PLAN OF ATTACK: Peter Fournier confronts KATU’s Bob Bullock. Courtesy of KATU
Fournier flashed a badge and “called me a ‘fucking stupid, fucking loser reporter,’” Bullock wrote in a now-pending lawsuit. “[Fournier] then swung his hand at me striking the camera twice, which I was holding while filming.
“[Fournier] then grabbed the camera and knocked me to the ground. With [Fournier] over the top of me, I remained on the ground. [Fournier] then held me down with his foot pressed violently against my chest cavity.” (Bullock captured much of the incident with his camera. Watch the footage at wweek.com.)
Police arrested Fournier and charged him with felony assault, criminal mischief and impersonating a police officer (for flashing a badge).
Fournier told police he feared Bullock was a predator lurking to videotape children, an explanation that made little sense given that he had seen Bullock’s KATU identification and called him a “reporter,” as tape of the incident reveals.
Fournier was convicted of assault and sentenced to four days in jail and two years of probation.

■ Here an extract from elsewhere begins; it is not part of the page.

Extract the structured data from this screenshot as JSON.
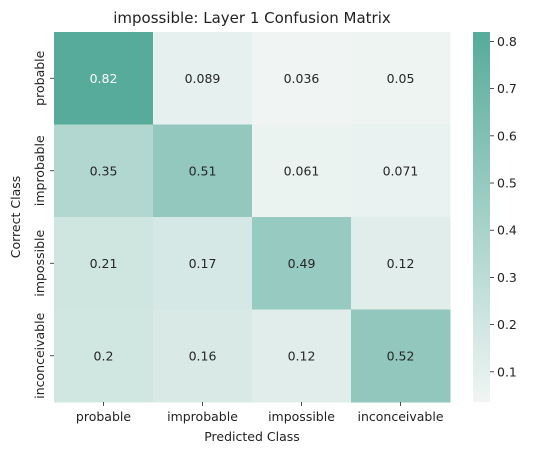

That conviction cost Fournier his fledgling security business. On Oct. 15, 2009, the Oregon Department of Public Safety Standards and Training, which licenses security firms, yanked Fournier’s certification.
Not long after cutting down the rhododendrons in early 2011, Fournier and his family fled Laurelhurst for Southeast Portland.
“The neighbors ran us out,” he would later say.
On Feb. 19, 2010, a limited liability company registered to Fournier’s parents’ California address paid $735,000 for an elegant 1905 Old Portland-style home in Ladd’s Addition.
There is no mortgage recorded with the sale, which suggests the Fourniers paid cash for the 4,700-square-foot home.
As in Laurelhurst, Fournier decorated elaborately for Halloween. He also began a series of projects: He sunk 10-foot fence posts, hanging security lights on some; he bulldozed the backyard and tore out interior steps.
He got into disputes with homeowners next door and across the street, says Jenny Myrick, who lived next door to Fournier in Ladd’s Addition.
“I think what happened here is part of a pattern,” says Myrick, who says Fournier would talk to her for hours while she worked on her garden. “Peter had problems with everybody. He was at odds with everyone in front of his house, beside it and behind.”
Former neighbors in Lake Oswego, where Fournier lived from 2001 through 2006, recall similar behavior. There, he clashed with city officials over a fence and ran afoul of city code when he dotted his 2.3-acre property with about 100 John Kerry signs in 2004.
“I remember he started to build a fence. It stopped and stayed in a state of suspended animation for about a year and then disappeared,” says Doug Babb, who lived across the street from Fournier in Lake Oswego. “He was known at the local coffee shop as the ‘Coffee Bomber,’ because he allegedly threw a cup of coffee at somebody during a political argument.”
Today, Fournier has fled Ladd’s Addition, too. His house there sold July 6 for $660,000, a loss of $75,000.
Meanwhile, the Laurelhurst property remains on the market for $1.8 million.
The “For Sale” sign in front is rapidly disappearing into the grass, and a 1979 Chevy pickup, registered to a man who, prior to becoming Fournier’s caretaker, lived in a camper parked on various streets in the neighborhood, occupies the driveway.
A few blocks away on East Burnside Street, Kristine Bitar Wilkins, who grew up in the house, runs the Bitar family property business with her husband, Michael.
Friends keep them posted on the goings-on at the Bitar mansion, but the Wilkinses cannot bring themselves to drive by.
“My wife is so sick about what happened to the house she can’t talk about it anymore,” says Michael Wilkins. “It’s not just a foreclosure, it’s a tragedy.”
And Peter Fournier? He’s moved on, across the river, to a new neighborhood...in Southwest Portland.